Monday, June 23, 2014

My Return to Autism

It felt so familiar to type in the security code on the door to allow myself into my class.  I was there when the doors were first installed and put in due to a student who would go AWOL and was difficult to stop.  But this time was different than the last two years, when I entered as a visitor.  This time, I was coming into my classroom.  It didn't feel like it at all when I first walked through the door.  Furniture had been tossed back in after the floors were waxed for the upcoming year.  But it was.  This was my class.  Again.  Almost 7 years had gone by since the first time I walked in this room on a tour by the then vice principal who would become a principal at this school.  She was excited to show me the students in the classes and couldn't wait to introduce me to the one who I was possibly going to teach.  The room had seen so many changes from staff to students, couches to chairs.  Some graduated while others just left.  And some stuff was just pitched cause it was peed on!  (furniture of course)  It was all too familiar yet brand new all at the same time.  As I looked around, I didn't know where to begin.  There were so may uncertainties about this place and what the next year would look like.  I didn't know any of my students but one and was truly starting over again.  All the excitement but very little of the fear, because I knew this was where I was supposed to be.  I guess I had known for while but now was the time to come back and was thankful that I was able to.
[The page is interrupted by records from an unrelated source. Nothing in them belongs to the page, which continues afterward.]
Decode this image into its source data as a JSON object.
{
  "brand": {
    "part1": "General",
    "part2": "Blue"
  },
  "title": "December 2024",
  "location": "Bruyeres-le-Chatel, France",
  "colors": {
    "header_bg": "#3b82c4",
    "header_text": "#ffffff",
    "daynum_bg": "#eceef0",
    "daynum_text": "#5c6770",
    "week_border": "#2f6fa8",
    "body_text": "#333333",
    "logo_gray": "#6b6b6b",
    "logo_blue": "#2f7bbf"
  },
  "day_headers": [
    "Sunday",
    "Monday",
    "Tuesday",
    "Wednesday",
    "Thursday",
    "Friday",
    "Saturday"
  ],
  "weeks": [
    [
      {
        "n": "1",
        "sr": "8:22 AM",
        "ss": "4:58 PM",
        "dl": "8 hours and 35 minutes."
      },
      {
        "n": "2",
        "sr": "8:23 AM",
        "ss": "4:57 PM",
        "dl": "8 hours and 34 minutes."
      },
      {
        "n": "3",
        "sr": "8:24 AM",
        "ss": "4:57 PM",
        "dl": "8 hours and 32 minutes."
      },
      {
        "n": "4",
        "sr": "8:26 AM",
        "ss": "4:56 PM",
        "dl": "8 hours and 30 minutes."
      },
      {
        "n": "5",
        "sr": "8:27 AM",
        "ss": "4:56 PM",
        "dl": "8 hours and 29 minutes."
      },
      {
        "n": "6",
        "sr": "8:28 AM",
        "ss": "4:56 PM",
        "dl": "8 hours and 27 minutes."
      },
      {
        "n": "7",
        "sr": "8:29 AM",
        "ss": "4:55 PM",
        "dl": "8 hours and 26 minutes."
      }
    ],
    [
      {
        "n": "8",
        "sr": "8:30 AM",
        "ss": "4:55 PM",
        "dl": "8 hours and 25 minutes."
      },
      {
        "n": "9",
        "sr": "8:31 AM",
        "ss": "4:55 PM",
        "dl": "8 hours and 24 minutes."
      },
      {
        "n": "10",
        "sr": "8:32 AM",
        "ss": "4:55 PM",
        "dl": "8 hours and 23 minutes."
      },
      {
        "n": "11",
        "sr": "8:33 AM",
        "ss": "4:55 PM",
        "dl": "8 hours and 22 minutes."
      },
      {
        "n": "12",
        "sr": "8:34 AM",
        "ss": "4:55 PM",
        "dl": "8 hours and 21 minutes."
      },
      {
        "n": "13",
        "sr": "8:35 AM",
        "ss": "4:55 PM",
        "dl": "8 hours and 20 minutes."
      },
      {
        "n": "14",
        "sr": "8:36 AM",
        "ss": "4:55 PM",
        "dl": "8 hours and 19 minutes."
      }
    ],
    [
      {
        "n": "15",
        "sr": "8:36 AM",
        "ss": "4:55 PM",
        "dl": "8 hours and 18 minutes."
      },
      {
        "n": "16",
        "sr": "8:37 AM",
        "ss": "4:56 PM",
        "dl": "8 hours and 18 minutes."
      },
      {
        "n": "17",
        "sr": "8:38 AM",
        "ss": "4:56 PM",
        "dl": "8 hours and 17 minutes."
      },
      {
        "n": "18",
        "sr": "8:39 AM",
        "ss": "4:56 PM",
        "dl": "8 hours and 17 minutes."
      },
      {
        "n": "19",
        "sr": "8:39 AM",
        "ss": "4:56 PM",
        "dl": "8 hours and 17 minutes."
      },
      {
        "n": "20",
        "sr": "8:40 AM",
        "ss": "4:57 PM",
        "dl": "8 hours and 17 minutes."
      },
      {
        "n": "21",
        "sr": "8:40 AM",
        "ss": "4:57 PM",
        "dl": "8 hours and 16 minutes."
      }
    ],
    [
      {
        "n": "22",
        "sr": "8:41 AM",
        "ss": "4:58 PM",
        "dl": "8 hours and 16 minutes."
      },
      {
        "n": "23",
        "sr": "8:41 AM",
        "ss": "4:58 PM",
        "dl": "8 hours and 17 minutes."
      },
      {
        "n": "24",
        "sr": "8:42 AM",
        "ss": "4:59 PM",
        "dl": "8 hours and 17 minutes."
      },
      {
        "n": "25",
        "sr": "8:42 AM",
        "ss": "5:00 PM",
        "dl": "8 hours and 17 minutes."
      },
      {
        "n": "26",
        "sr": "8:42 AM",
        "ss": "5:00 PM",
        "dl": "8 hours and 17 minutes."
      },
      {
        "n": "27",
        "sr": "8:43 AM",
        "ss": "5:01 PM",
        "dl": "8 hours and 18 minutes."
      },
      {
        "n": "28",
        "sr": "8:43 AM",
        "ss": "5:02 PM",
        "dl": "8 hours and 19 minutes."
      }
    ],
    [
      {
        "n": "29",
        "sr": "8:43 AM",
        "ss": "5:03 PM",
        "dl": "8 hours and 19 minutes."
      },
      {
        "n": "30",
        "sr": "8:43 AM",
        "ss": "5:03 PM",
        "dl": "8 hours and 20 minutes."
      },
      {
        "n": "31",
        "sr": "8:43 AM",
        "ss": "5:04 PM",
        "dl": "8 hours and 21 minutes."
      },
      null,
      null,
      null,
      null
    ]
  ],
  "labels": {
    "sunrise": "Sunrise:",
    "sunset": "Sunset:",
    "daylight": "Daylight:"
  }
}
Like any first time teacher I had all the same desires.  I want to do a great job, help my students, and not screw anything up.  And like most first year or any year teachers for that matter, I was probably not going to bat 1000 out of the gate.  But I was confident in the process and knew that I didn't have to rush in and change everything all at once.  But that I could take my time and do what I needed to do step by step.  I kept thinking once I knew I was going to make this transition that this was going to be a journey.  A marathon not s sprint which is what I would always say.  But I am ready to walk it and am so glad that my return to autism starts now.